Vorurteile gegenüber Depressionen sind tief verwurzelt. Doch Hegerl sieht Fortschritte. Die Krankheit werde heute häufiger erkannt. Es steige also nicht die Häufigkeit an sich, sondern die Zahl der Diagnosen. «Eine sensationell gute Entwicklung sind die sinkenden Suizidraten in Deutschland», sagt er. Ein gutes Zeichen sei auch, dass Prominente wie Adele oder Bruce Springsteen offen über ihre Erkrankung sprächen.

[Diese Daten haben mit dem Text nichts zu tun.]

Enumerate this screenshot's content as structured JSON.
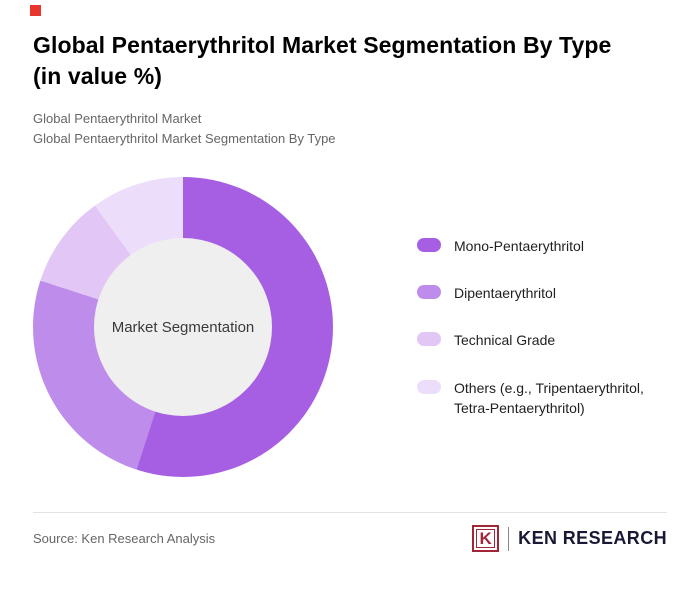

Dennoch kann es auch mit gutem Willen ein weiter Weg bis zum richtigen Arzt sein. «Depression ist die Erkrankung in unserem Gesundheitssystem mit dem größten Optimierungsspielraum», formuliert es Hegerl vorsichtig. Obwohl mit Antidepressiva und Psychotherapie gute Möglichkeiten zur Verfügung stünden, erhalte nur eine Minderheit der Patienten eine Behandlung nach den Leitlinien.
Dorothea Möller versucht bis heute, die Erkrankung ihres Mannes zu verstehen. Sie hat stapelweise Bücher darüber gelesen und mit anderen Betroffenen gesprochen. Nun vermeidet sie Druck, plötzliche Veränderungen und übt sich in Geduld. «Die Antidepressiva haben ihn ausgeglichener gemacht», sagt sie. Ihr Mann könne wieder arbeiten, aber maximal halbtags und ohne eigene Kanzlei. Doch einer Therapie verweigere er sich nach wie vor. «Er nennt die Depression eine Schwächephase», sagt sie. «So lange sich das nicht ändert, komme ich nicht zurück.»